Morals don’t matter anymore, provided they get a platform to expose their bodies. On the contrary, going traditional via dressing is the best thing that can ever happen to you.

The elegance, graceful look and the beauty the Mushanana gives is far incomparable to the funny low-cut jeans that only expose ugly stretch marks to people who are less interested in seeing them.

And if I may ask, does it ever cross your mind that it’s the western culture you’re promoting instead of yours? I can never forgive anyone who brings down my valuable culture and traditions. Infact, the courts should try you for there is no bigger treason than this.

Watching those drugged movie stars only motivates you to dressup like them! I am sorry for you, you are totally confused and you lack focus.

While nations spend fortunes on Rwanda’s local jewelry and traditional wear, you are happily shunning it! Like the Kinyarwanda saying goes, ‘uwambaye ikirezi ntamenya ko kyera’, other words you can never know what you have until you lose it.

Mark you, going traditional doesn’t mean wearing bark cloth, we are past that. There are very many distinguished well designed African attires that one can wear and leave a remarkable fashion statement.

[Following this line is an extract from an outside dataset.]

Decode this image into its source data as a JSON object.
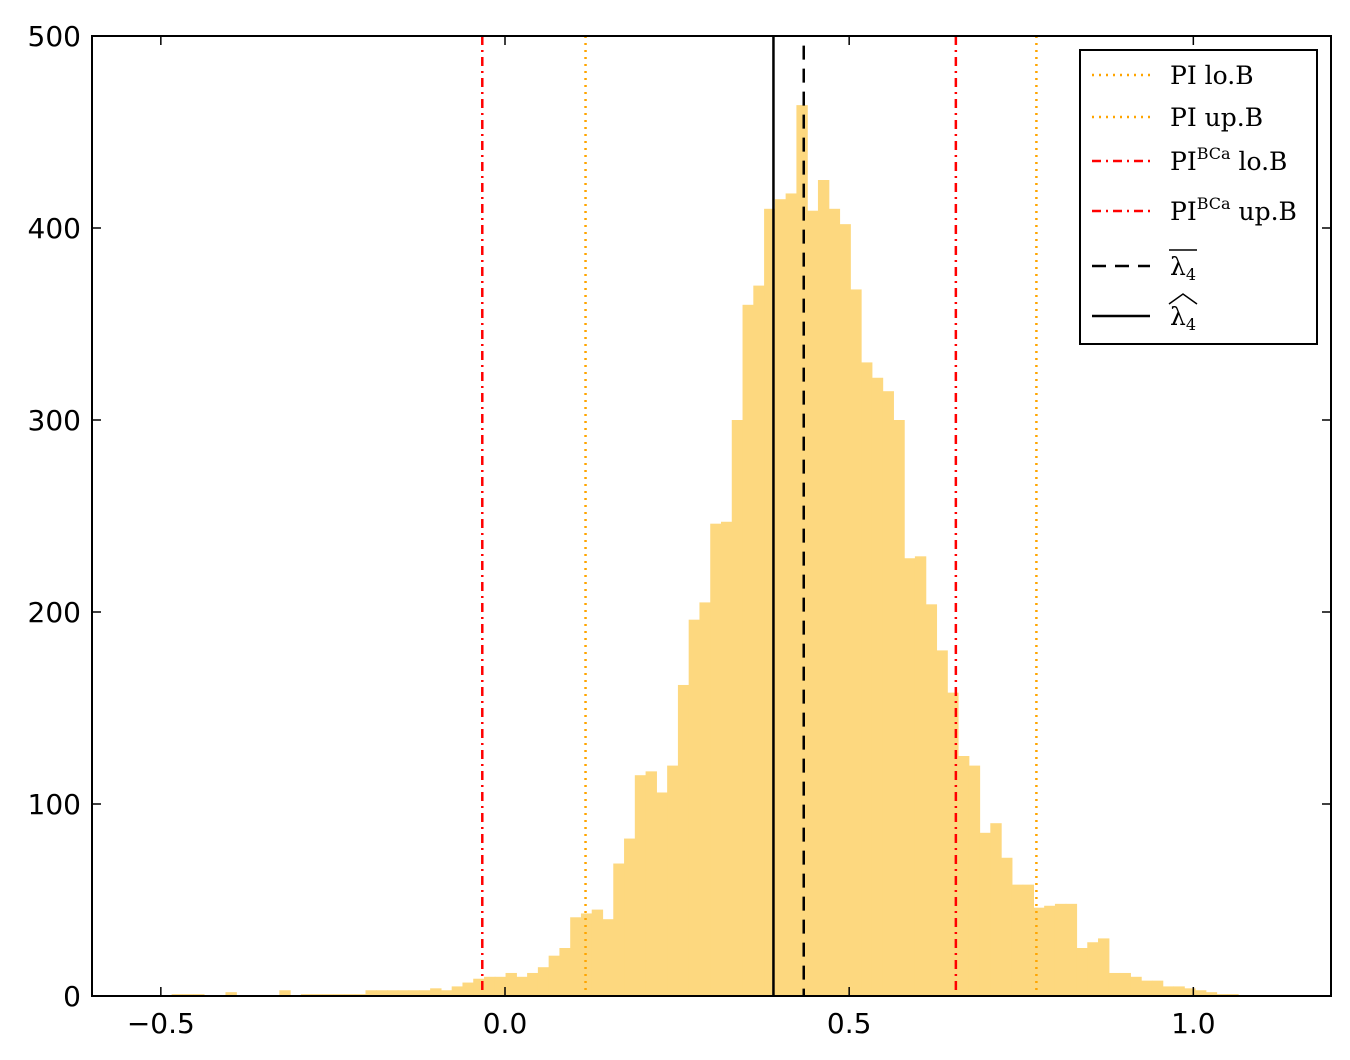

For example, a ‘kitenge little dress’ with the right accessories gives the natural charm of a princes while too much of Western revealing dresses will only confirm your being a copy cat. No wonder Nigerians develop every second. They make and cherish their own designs.

The logic is using what they have to get what they lack. And before we even buy those fake Korean hair pieces, why don’t we opt for having that natural African look? I idolize African models with their natural hair or bald heads and long African home made dresses.

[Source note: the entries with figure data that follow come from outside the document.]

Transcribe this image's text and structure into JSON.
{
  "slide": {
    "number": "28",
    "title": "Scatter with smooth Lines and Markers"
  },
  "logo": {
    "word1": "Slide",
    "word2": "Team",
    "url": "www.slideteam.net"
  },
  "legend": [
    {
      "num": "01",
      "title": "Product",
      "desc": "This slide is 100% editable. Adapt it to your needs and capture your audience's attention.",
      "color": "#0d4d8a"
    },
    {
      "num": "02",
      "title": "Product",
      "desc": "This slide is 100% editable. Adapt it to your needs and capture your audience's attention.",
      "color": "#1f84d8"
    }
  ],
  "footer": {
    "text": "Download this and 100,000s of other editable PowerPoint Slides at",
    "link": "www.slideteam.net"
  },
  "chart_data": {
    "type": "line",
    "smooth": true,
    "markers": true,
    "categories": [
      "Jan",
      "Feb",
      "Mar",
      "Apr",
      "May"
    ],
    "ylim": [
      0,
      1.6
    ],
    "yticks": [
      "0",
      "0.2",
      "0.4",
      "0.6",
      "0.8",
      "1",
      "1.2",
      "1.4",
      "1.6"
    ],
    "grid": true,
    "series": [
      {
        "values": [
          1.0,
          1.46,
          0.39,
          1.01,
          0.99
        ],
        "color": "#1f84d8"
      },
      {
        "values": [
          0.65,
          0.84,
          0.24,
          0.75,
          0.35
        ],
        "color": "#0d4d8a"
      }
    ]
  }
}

You only know that after facing the bitter consequences. Recently a woman, trying hard to be “An American in summertime” almost got herself raped. With her skimpy skirt, she bent over to look through second hand cloths in a market and horny man almost did the unthinkable.

And if you are not an ambassador for your culture, who else will be? It’s important that we keep our future generations posted about our culture and the best way to do this is through living it, dressing it and looking it.

Or else, goodluck in your ‘copy cat’ endeavors.